Every Teardrop Is a Waterfall

No sé cómo explicarlo. No sé cómo poner en palabras
las ganas desesperadas
de poner los pies
sobre el agua.

Solía escribir en prosa, y contar mi última anécdota acompañada de mucho drama y sentimientos. Pero, por algún motivo, ese dejó de ser mi idioma. Hoy, que tengo mucho para decir -quizás demasiado-, voy a tratar de dar lo mejor de mi. Por lo menos, una vez.

Ahora si. Soy adulta. No por mi edad, sino porque hace muy poco empecé a trabajar. Este escrito no solo se llama de esa forma por la obra de arte creada por Coldplay, sino porque la estoy escuchando ahora. Dicho sea de paso, es una de esas canciones que me generan tantas cosas lindas, diferentes, multicolores, que cada vez que la escucho existe un alto porcentaje de terminar en lágrimas, o como ahora... escribiendo. Justamente, por eso puse ese nombre. Porque escucho esa canción y siento todas estas cosas... en mi casa... a las cuatro de la mañana... sola. Este es mi problema: quiero irme.


Quiero poner los pies sobre el mar, sobre un rio, sobre el agua, sobre Córdoba o algún lugar en la costa. Me invade el encierro. Me siento enjaulada. Y todo esto me lleva a la vida real: ahora trabajas, bancatela. Simplemente, mi vida cambió. Ya no puedo hacer planes que abarquen más de una semana porque en el medio hay una responsabilidad enorme. Llegó ese momento de mi vida en el que, lisa y llanamente... ya está. Se acabaron todos los juegos habidos y por haber.

Cuando somos chicos creemos fervientemente en una sola cosa: el día de mañana seremos aquello, y sólo aquello, que siempre quisimos ser. Bueno, les confío un secreto: de chica no soñaba con levantar los platos de otra gente, ni de escondernos con mis compañeros para comer los postres que sobraron, ni mucho menos de sacar telarañas de los baños. Mierda. Eso si que no era mi sueño. Estoy atravesando la primer jugada de la vida: mi primer trabajo. Estoy en el medio de esa anécdota que voy a contar en la mesa familiar cuando tenga 52 años, y diga que en mi primer noche confundí un cordero con un ojo de bife.
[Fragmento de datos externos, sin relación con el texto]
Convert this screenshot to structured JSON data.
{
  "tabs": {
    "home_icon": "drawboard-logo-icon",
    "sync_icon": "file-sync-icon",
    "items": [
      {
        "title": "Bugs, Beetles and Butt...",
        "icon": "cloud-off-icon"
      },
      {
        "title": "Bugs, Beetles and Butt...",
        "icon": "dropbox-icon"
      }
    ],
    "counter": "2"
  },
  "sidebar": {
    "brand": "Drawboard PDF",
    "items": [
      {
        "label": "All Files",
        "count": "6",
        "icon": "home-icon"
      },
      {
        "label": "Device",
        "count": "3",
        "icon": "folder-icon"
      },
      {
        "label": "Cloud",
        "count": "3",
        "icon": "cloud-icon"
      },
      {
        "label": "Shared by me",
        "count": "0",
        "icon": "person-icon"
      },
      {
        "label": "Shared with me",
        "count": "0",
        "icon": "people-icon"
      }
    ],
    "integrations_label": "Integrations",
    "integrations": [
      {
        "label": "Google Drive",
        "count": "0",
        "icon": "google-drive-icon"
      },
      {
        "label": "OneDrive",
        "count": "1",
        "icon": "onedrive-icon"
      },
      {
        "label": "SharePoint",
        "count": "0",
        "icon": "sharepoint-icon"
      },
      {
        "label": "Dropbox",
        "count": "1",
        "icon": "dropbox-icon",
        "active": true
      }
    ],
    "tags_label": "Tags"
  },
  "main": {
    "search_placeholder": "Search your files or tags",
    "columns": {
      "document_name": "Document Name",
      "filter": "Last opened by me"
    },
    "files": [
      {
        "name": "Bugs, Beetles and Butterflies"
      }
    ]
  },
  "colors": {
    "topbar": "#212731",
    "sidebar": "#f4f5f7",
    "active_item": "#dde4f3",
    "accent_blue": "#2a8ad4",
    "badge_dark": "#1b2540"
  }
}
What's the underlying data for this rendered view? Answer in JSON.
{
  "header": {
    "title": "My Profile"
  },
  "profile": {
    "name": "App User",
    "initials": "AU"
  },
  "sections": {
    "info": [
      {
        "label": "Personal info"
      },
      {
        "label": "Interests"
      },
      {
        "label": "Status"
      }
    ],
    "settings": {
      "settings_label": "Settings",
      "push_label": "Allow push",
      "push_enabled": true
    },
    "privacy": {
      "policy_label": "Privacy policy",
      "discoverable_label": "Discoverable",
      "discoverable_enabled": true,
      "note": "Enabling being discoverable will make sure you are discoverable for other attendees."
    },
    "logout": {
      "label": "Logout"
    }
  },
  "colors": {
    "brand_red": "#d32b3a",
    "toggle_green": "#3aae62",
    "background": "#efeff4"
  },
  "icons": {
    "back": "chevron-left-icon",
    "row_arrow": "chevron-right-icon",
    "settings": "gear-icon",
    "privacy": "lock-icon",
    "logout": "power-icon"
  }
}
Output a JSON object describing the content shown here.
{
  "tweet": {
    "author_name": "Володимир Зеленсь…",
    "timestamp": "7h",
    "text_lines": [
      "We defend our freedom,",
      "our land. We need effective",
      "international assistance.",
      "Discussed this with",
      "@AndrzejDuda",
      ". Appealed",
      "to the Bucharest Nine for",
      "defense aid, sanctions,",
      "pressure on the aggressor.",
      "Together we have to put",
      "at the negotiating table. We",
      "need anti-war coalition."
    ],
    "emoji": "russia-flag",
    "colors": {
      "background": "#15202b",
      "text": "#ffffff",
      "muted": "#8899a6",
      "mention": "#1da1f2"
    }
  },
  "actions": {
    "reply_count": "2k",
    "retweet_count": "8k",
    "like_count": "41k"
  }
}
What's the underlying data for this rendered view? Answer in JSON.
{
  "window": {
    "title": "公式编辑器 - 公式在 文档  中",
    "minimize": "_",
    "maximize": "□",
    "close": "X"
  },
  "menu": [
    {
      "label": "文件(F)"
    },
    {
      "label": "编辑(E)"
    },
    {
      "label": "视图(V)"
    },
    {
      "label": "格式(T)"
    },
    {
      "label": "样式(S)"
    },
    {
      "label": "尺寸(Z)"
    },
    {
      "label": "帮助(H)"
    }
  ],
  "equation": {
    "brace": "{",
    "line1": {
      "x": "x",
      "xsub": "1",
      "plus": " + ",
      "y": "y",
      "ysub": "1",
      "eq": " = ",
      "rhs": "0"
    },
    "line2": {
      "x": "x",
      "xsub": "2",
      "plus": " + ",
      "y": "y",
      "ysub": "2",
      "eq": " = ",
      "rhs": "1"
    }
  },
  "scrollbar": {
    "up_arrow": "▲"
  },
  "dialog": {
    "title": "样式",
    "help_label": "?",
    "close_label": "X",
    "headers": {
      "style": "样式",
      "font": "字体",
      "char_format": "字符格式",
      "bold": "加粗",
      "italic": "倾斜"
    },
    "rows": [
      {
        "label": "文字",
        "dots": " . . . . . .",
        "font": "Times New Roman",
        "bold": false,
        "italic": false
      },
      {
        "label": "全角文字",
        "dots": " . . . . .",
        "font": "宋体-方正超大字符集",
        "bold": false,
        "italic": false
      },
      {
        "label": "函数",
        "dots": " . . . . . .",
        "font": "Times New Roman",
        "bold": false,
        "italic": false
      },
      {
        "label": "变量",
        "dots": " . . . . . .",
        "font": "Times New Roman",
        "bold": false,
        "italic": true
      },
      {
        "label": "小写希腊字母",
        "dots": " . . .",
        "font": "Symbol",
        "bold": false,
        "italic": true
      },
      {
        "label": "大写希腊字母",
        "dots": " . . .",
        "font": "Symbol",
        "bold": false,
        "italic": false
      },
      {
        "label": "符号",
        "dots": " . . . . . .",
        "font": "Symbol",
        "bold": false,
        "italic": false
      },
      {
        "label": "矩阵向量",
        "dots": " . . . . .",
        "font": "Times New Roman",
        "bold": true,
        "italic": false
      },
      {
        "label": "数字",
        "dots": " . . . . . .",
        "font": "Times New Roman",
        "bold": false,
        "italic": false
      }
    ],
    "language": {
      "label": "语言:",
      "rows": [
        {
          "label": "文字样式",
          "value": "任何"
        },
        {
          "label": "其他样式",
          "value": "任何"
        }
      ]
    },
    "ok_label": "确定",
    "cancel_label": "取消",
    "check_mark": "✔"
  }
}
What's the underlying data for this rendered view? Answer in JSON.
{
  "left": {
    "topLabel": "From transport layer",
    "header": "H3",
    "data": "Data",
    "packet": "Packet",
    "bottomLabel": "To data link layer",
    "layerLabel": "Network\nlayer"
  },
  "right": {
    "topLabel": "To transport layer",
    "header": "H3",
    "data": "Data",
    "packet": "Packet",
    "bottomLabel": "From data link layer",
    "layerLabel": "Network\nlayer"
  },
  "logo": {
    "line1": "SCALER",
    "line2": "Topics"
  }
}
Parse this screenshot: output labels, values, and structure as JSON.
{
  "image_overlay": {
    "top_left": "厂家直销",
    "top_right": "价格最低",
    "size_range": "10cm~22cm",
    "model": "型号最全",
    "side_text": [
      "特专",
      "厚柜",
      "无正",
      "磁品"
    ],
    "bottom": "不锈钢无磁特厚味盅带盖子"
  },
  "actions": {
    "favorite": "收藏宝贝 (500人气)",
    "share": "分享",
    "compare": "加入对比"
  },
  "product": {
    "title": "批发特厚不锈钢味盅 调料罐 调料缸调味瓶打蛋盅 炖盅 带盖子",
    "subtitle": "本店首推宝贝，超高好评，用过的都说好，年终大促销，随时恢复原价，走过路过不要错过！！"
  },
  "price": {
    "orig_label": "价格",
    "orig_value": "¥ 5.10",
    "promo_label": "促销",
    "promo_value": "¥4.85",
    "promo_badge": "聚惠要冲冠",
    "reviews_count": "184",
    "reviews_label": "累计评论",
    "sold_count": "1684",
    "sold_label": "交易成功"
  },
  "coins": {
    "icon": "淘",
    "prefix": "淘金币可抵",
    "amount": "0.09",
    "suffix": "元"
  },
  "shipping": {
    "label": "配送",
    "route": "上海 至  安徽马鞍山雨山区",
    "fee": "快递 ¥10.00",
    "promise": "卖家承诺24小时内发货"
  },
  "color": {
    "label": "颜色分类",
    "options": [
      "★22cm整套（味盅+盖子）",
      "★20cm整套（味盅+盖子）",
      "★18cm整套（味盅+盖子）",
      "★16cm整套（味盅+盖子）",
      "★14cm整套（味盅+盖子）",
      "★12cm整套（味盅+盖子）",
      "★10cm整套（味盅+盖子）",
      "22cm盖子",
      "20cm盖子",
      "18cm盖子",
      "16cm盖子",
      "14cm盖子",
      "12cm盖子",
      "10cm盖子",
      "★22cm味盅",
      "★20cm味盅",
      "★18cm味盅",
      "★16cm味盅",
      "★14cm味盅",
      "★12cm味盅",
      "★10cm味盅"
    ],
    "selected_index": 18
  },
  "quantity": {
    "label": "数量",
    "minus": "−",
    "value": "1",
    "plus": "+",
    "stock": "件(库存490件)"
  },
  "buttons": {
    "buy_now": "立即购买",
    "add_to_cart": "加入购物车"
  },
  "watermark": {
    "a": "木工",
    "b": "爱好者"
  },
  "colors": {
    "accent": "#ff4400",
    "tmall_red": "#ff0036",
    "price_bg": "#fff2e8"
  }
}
Estoy en el medio de lo que algunos llaman pasado, estoy en una de mis tantas primeras veces. De mi depende algo gigante: que ese día, en el que esté sentada en una mesa, y cuente como y cuál fue mi primer experiencia laboral... sonría, o termine con un dejo de tristeza.

Cuando era chica, adoraba que mi papá nos acompañara en nuestras vacaciones, pero siempre sucedía que él debía trabajar. Me cansaba de preguntarle por qué no pedía vacaciones. Porque con cinco años era re fácil ir y pedir vacaciones, y cobrar menos por veinte días, y tener una heladera vacía, y cagarse de frío en invierno.

Ahora es cuando entiendo todo. Realmente, hasta que no se vive no se explica. No es fácil enfrentarte a un superior, ni pedir beneficios (que de todas formas, son derechos tuyos por trabajar). No es fácil  levantar las copas sucias mientras lo único en lo que pensas es en ser una milanesa andante por culpa de la arena. No es fácil levantar la misma carta que entregas todas las semanas mientras escuchas a la gente hablar de sus yates, sus viajes a Europa o sus cuentas bancarias.

Escapar. A donde sea, como sea. Respirar mar. Respirar paz. Respirar un aire diferente, y ver las estrellas de noche. Escuchar el ruido del agua, y ver un atardecer en la playa. Esquivar olas, tener otra historia para contar.